Founder effects facilitate the use of a genotyping-based approach to molecular diagnosis in Swedish patients with familial hypercholesterolaemia

Abstract

Aim: To investigate whether genotyping could be used as a cost-effective screening step, preceding next-generation sequencing (NGS), in molecular diagnosis of familial hypercholesterolaemia (FH) in Swedish patients. Methods and results: Three hundred patients of Swedish origin with clinical suspicion of heterozygous FH were analysed using a specific array genotyping panel embedding 112 FH-causing mutations in the LDLR, APOB and PCSK9 genes. The mutations had been selected from previous reports on FH patients in Scandinavia and Finland. Mutation-negative cases were further analysed by NGS. In 181 patients with probable or definite FH using the Dutch lipid clinics network (DLCN) criteria (score ≥ 6), a causative mutation was identified in 116 (64%). Of these, 94 (81%) were detected by genotyping. Ten mutations accounted for more than 50% of the positive cases, with APOB c.10580G>A being the most common. Mutations in LDLR predominated, with (c.2311+1_2312-1)(2514)del (FH Helsinki) and c.259T>G having the highest frequency. Two novel LDLR mutations were identified. In patients with DLCN score < 6, mutation detection rate was significantly higher at younger age.
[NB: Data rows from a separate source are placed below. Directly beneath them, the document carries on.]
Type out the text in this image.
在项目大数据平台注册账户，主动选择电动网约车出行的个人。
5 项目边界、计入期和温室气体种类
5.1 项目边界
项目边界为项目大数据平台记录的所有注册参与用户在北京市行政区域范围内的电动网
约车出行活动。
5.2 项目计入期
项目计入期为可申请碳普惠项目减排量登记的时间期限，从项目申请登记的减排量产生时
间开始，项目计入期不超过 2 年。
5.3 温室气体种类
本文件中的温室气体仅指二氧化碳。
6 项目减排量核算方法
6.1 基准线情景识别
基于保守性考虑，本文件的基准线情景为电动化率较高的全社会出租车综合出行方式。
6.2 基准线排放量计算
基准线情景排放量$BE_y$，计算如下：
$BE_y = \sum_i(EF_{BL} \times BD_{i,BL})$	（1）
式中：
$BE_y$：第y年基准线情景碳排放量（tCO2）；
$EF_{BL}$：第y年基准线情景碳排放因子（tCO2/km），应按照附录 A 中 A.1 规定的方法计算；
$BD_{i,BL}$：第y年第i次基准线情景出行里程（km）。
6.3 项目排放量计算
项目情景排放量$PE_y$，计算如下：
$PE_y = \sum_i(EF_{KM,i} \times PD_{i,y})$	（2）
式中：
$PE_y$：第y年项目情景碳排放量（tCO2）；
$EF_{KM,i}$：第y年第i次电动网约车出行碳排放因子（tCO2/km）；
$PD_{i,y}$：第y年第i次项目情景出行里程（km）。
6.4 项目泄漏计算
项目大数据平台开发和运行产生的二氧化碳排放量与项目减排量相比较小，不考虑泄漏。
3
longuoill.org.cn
Conclusion: A limited number of mutations explain a major fraction of FH cases in Sweden. Combination of selective genotyping and NGS facilitates the clinical challenge of cost-effective genetic screening in suspected FH. The frequency of APOB c.10580G>A was higher than previously reported in Sweden. The lack of demonstrable mutations in the LDLR, APOB and PCSK9 genes in ~1/3 of patients with probable FH strongly suggests that additional genetic mechanisms are to be found in phenotypic FH.